In terms of longitudinal volatility, the overall analysis only flagged a single Mexican city with CV greater than 0.2. However, to be through lets plot the trajectories top 5 most volatile cities in MX and CL.
df2 = df.cv %>% filter(iso2 != "BR") %>%
group_by(iso2, type) %>% top_n(5,cv)
df3 =df %>%
filter(iso2 != "BR") %>%
filter(salid1%in%df2$salid1 ) %>%
pivot_longer(cols = contains("gdp"),names_to = "type", values_to = "gdp") %>%
left_join(df.cv) %>%
mutate(tmp = ifelse(cv>0.2,"1","0"))
p=df3%>%
mutate(tmp = ifelse(salid1 == 204176,"1","0")) %>%
filter(iso2 == "CL") %>%
mutate(id = round(salid1*3423,0)) %>%
ggplot(aes(x = year, y= gdp,group = id, col = tmp ))+
geom_line()+
facet_wrap(~type)+
scale_color_manual(values = c("black","red"))+
theme(legend.position = "none")+
labs(x = "",y = "GDP",
title = "Fig 6: Chile cities with top 10 highest CV",
subtitle = "Hover to show pop up over drag to zoom."); ggplotly(p)

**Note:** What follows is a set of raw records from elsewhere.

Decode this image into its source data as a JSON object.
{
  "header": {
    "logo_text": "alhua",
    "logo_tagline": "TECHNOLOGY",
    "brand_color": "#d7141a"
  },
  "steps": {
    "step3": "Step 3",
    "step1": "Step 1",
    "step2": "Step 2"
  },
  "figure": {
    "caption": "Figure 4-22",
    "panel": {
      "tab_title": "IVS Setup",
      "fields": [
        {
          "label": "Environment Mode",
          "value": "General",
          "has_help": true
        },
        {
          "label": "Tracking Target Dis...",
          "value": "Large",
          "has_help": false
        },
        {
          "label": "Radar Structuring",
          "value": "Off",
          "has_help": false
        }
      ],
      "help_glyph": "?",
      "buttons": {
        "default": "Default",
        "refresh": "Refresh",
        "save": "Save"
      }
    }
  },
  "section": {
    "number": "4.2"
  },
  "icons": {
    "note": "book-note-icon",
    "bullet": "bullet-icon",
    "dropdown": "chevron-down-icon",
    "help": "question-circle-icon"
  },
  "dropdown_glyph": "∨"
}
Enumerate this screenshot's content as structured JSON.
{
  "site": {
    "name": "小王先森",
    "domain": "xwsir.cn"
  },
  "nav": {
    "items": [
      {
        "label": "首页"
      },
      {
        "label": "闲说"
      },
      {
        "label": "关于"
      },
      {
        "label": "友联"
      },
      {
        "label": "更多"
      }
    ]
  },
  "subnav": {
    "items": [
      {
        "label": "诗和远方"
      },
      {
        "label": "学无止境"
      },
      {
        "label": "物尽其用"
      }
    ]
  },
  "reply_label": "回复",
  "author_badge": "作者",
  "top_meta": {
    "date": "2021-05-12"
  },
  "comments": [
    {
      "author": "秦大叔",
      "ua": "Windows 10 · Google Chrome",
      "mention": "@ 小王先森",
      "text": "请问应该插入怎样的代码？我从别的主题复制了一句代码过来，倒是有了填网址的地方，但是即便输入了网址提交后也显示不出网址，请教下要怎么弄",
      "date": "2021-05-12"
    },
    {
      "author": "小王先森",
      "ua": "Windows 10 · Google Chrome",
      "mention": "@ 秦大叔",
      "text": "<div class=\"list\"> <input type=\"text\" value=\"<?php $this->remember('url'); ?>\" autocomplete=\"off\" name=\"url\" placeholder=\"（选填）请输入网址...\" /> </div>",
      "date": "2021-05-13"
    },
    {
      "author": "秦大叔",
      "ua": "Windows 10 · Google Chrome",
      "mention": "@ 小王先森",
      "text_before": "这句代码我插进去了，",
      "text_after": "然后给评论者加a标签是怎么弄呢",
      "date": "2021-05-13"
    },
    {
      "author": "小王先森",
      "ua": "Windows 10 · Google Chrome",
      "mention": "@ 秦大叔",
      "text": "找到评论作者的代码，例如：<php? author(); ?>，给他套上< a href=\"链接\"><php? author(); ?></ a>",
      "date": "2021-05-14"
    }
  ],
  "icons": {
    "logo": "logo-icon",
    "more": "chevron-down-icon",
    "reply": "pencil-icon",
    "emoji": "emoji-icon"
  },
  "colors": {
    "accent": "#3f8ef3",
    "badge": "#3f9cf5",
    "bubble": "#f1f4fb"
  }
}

The ten most volatile cities for each Chile and country are shown in the plot above. Overall, everything looks smooth. No crazy dramatic shifts.
p=df3%>%
mutate(tmp = ifelse(salid1 == 204176,"1","0")) %>%
filter(iso2 == "MX") %>%
mutate(id = round(salid1*3423,0)) %>%
ggplot(aes(x = year, y= gdp,group = id, col = tmp ))+
geom_line()+
facet_wrap(~type)+
scale_color_manual(values = c("black","red"))+
theme(legend.position = "none")+
labs(x = "",y = "GDP",
title = "Fig 7: Mexican cities with top 10 highest CV",
subtitle = "Hover to show pop up over drag to zoom."); ggplotly(p)
overall, the top ten most volatile cities look okay. Only worryin trend is ID #######, which is highlighted in red. Other than this single abnormality, I would say that
Take Away: Mexico and Chile’s data looks pretty consistent. The only flag that came up was the new GDP value for Mexico city in 2005.
5. Summary
Brazil: New GDP for Brazil does not correlate strongly with old data. There are several cities which show dramatic drops in GDP in the year 2010 which is likely an error.
Chile: New Data looks good. Correlates well with old data and abnormal longitutinal trends. It is usable.
Mexico: New Data Correlates well with old data. Overall, there are no abnormal longitutinal trends. However SALID1 204176 may have an issue. But in general I think this data is also quite reliable.